Amazon's satellite internet unit has crossed the deployment threshold its own leadership set for starting service, with the company's Leo chief saying on Wednesday that initial broadband operations will begin later this year.
The trigger is a United Launch Alliance Atlas V mission from Florida on July 2 that delivered 29 satellites to orbit, pushing the constellation to roughly 400 spacecraft, according to Amazon's project page. Before the launch, Amazon's own count stood at more than 375; the 29-satellite addition puts the in-orbit fleet near the 400 mark cited in coverage of the launch.
"It signals that we have completed enough launches for initial service this yr," Chris Weber, Amazon Leo's vice president for business and product, wrote on X after the launch, calling the constellation's progress a switch-on moment rather than an industry coup.
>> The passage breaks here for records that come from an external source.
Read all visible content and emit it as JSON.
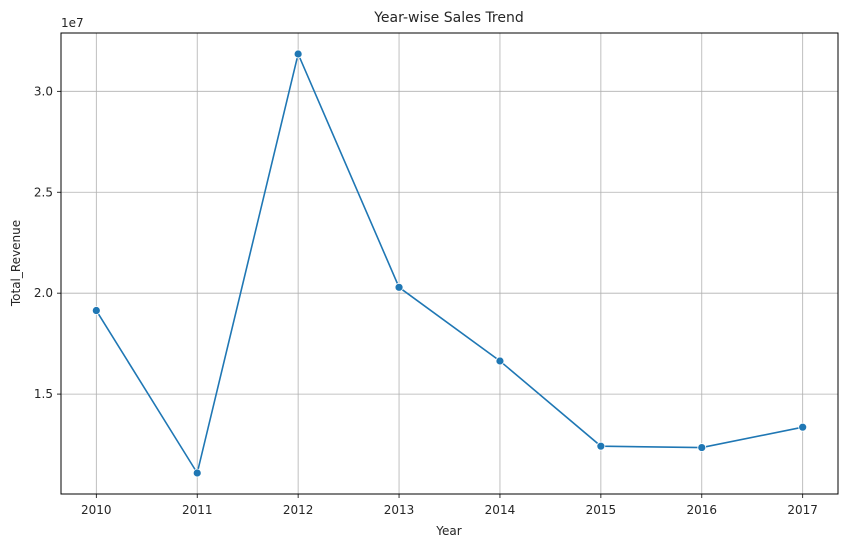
{
  "chart_data": {
    "type": "line",
    "title": "Year-wise Sales Trend",
    "xlabel": "Year",
    "ylabel": "Total_Revenue",
    "y_offset_label": "1e7",
    "x": [
      2010,
      2011,
      2012,
      2013,
      2014,
      2015,
      2016,
      2017
    ],
    "x_ticks": [
      "2010",
      "2011",
      "2012",
      "2013",
      "2014",
      "2015",
      "2016",
      "2017"
    ],
    "y_ticks": [
      15000000,
      20000000,
      25000000,
      30000000
    ],
    "y_tick_labels": [
      "1.5",
      "2.0",
      "2.5",
      "3.0"
    ],
    "series": [
      {
        "values": [
          19140000,
          11090000,
          31850000,
          20290000,
          16640000,
          12420000,
          12350000,
          13360000
        ],
        "color": "#1f77b4",
        "marker": "circle"
      }
    ],
    "xlim": [
      2009.65,
      2017.35
    ],
    "ylim": [
      10050000,
      32890000
    ],
    "grid": true
  }
}
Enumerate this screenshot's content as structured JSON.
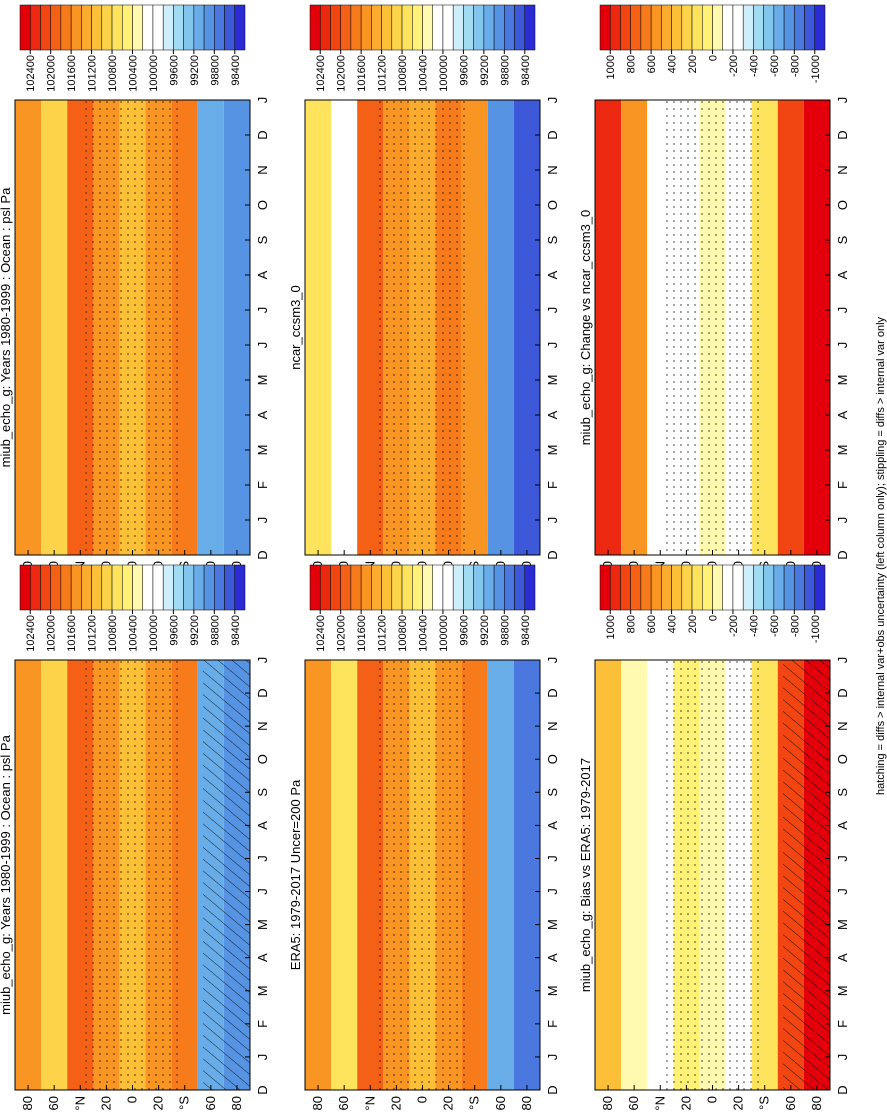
{
  "chart_data": [
    {
      "type": "heatmap",
      "title": "miub_echo_g: Years 1980-1999 : Ocean : psl Pa",
      "categories": [
        "D",
        "J",
        "F",
        "M",
        "A",
        "M",
        "J",
        "J",
        "A",
        "S",
        "O",
        "N",
        "D",
        "J"
      ],
      "ylim": [
        90,
        -90
      ],
      "yticks": [
        80,
        60,
        {
          "value": 40,
          "label": "°N"
        },
        20,
        0,
        {
          "value": -20,
          "label": "20"
        },
        {
          "value": -40,
          "label": "°S"
        },
        {
          "value": -60,
          "label": "60"
        },
        {
          "value": -80,
          "label": "80"
        }
      ],
      "field_lats": [
        80,
        60,
        40,
        20,
        0,
        -20,
        -40,
        -60,
        -80
      ],
      "field": [
        101400,
        100800,
        101800,
        101400,
        101100,
        101500,
        101700,
        99000,
        98900
      ],
      "colorbar": {
        "ticks": [
          102400,
          102000,
          101600,
          101200,
          100800,
          100400,
          100000,
          99600,
          99200,
          98800,
          98400
        ]
      }
    },
    {
      "type": "heatmap",
      "title": "ncar_ccsm3_0",
      "categories": [
        "D",
        "J",
        "F",
        "M",
        "A",
        "M",
        "J",
        "J",
        "A",
        "S",
        "O",
        "N",
        "D",
        "J"
      ],
      "ylim": [
        90,
        -90
      ],
      "yticks": [
        80,
        60,
        {
          "value": 40,
          "label": "°N"
        },
        20,
        0,
        {
          "value": -20,
          "label": "20"
        },
        {
          "value": -40,
          "label": "°S"
        },
        {
          "value": -60,
          "label": "60"
        },
        {
          "value": -80,
          "label": "80"
        }
      ],
      "field_lats": [
        80,
        60,
        40,
        20,
        0,
        -20,
        -40,
        -60,
        -80
      ],
      "field": [
        100600,
        100000,
        101900,
        101500,
        101200,
        101600,
        101400,
        98800,
        98400
      ],
      "colorbar": {
        "ticks": [
          102400,
          102000,
          101600,
          101200,
          100800,
          100400,
          100000,
          99600,
          99200,
          98800,
          98400
        ]
      }
    },
    {
      "type": "heatmap",
      "title": "miub_echo_g: Change vs ncar_ccsm3_0",
      "categories": [
        "D",
        "J",
        "F",
        "M",
        "A",
        "M",
        "J",
        "J",
        "A",
        "S",
        "O",
        "N",
        "D",
        "J"
      ],
      "ylim": [
        90,
        -90
      ],
      "yticks": [
        80,
        60,
        {
          "value": 40,
          "label": "°N"
        },
        20,
        0,
        {
          "value": -20,
          "label": "20"
        },
        {
          "value": -40,
          "label": "°S"
        },
        {
          "value": -60,
          "label": "60"
        },
        {
          "value": -80,
          "label": "80"
        }
      ],
      "field_lats": [
        80,
        60,
        40,
        20,
        0,
        -20,
        -40,
        -60,
        -80
      ],
      "field": [
        900,
        500,
        -300,
        -300,
        -100,
        -300,
        100,
        800,
        1000
      ],
      "colorbar": {
        "ticks": [
          1000,
          800,
          600,
          400,
          200,
          0,
          -200,
          -400,
          -600,
          -800,
          -1000
        ]
      }
    },
    {
      "type": "heatmap",
      "title": "miub_echo_g: Years 1980-1999 : Ocean : psl Pa",
      "categories": [
        "D",
        "J",
        "F",
        "M",
        "A",
        "M",
        "J",
        "J",
        "A",
        "S",
        "O",
        "N",
        "D",
        "J"
      ],
      "ylim": [
        90,
        -90
      ],
      "yticks": [
        80,
        60,
        {
          "value": 40,
          "label": "°N"
        },
        20,
        0,
        {
          "value": -20,
          "label": "20"
        },
        {
          "value": -40,
          "label": "°S"
        },
        {
          "value": -60,
          "label": "60"
        },
        {
          "value": -80,
          "label": "80"
        }
      ],
      "field_lats": [
        80,
        60,
        40,
        20,
        0,
        -20,
        -40,
        -60,
        -80
      ],
      "field": [
        101400,
        100800,
        101800,
        101400,
        101100,
        101500,
        101700,
        99000,
        98900
      ],
      "colorbar": {
        "ticks": [
          102400,
          102000,
          101600,
          101200,
          100800,
          100400,
          100000,
          99600,
          99200,
          98800,
          98400
        ]
      }
    },
    {
      "type": "heatmap",
      "title": "ERA5: 1979-2017 Uncer=200 Pa",
      "categories": [
        "D",
        "J",
        "F",
        "M",
        "A",
        "M",
        "J",
        "J",
        "A",
        "S",
        "O",
        "N",
        "D",
        "J"
      ],
      "ylim": [
        90,
        -90
      ],
      "yticks": [
        80,
        60,
        {
          "value": 40,
          "label": "°N"
        },
        20,
        0,
        {
          "value": -20,
          "label": "20"
        },
        {
          "value": -40,
          "label": "°S"
        },
        {
          "value": -60,
          "label": "60"
        },
        {
          "value": -80,
          "label": "80"
        }
      ],
      "field_lats": [
        80,
        60,
        40,
        20,
        0,
        -20,
        -40,
        -60,
        -80
      ],
      "field": [
        101400,
        100600,
        101800,
        101400,
        101100,
        101500,
        101600,
        99000,
        98600
      ],
      "colorbar": {
        "ticks": [
          102400,
          102000,
          101600,
          101200,
          100800,
          100400,
          100000,
          99600,
          99200,
          98800,
          98400
        ]
      }
    },
    {
      "type": "heatmap",
      "title": "miub_echo_g: Bias vs ERA5: 1979-2017",
      "categories": [
        "D",
        "J",
        "F",
        "M",
        "A",
        "M",
        "J",
        "J",
        "A",
        "S",
        "O",
        "N",
        "D",
        "J"
      ],
      "ylim": [
        90,
        -90
      ],
      "yticks": [
        80,
        60,
        {
          "value": 40,
          "label": "°N"
        },
        20,
        0,
        {
          "value": -20,
          "label": "20"
        },
        {
          "value": -40,
          "label": "°S"
        },
        {
          "value": -60,
          "label": "60"
        },
        {
          "value": -80,
          "label": "80"
        }
      ],
      "field_lats": [
        80,
        60,
        40,
        20,
        0,
        -20,
        -40,
        -60,
        -80
      ],
      "field": [
        300,
        -100,
        -300,
        0,
        -100,
        -300,
        100,
        800,
        1000
      ],
      "colorbar": {
        "ticks": [
          1000,
          800,
          600,
          400,
          200,
          0,
          -200,
          -400,
          -600,
          -800,
          -1000
        ]
      }
    }
  ],
  "footnote": "hatching = diffs > internal var+obs uncertainty (left column only); stippling = diffs > internal var only",
  "palette": [
    "#e3000b",
    "#ec2810",
    "#f14612",
    "#f46116",
    "#f77b1b",
    "#f99523",
    "#fbab2d",
    "#fcc038",
    "#fdd449",
    "#fee45d",
    "#fff276",
    "#fffab0",
    "#ffffff",
    "#ffffff",
    "#cdeefa",
    "#a2dcf3",
    "#82c6ee",
    "#69ade8",
    "#5793e3",
    "#4a78df",
    "#3d59da",
    "#2b2bd5"
  ]
}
The network, rebranded from Project Kuiper to Amazon Leo, is designed to deliver broadband from low-Earth orbit at a planned scale of more than 3,200 satellites. That target puts the operation in direct competition with SpaceX's Starlink, which has a far larger existing constellation and years of subscriber revenue behind it.
The July 2 mission was Amazon's 14th launch in the broader deployment effort and the second of 2026, per Amazon's corporate update. The wider plan still depends on additional launch capacity beyond Atlas V. Industry reporting notes that two of Amazon's planned launch vehicles remain grounded, and Blue Origin's New Glenn destroyed a launchpad earlier this year, leaving the company reliant on a narrower launch lineup until alternatives come back online.
Service is expected to begin with coverage concentrated near the polar regions rather than the equator, meaning U.S. and European subscribers will not be the first in line as Amazon opens the network. Amazon has not announced a country-specific service date, and Weber's "this year" wording leaves the precise switch-on timeline open.
The roughly 400-satellite fleet is enough for Amazon to call the deployment bar met; it is not enough to call the broadband race close. Starlink's existing constellation operates far larger, and Amazon's 3,200-plus target remains a multi-year buildout.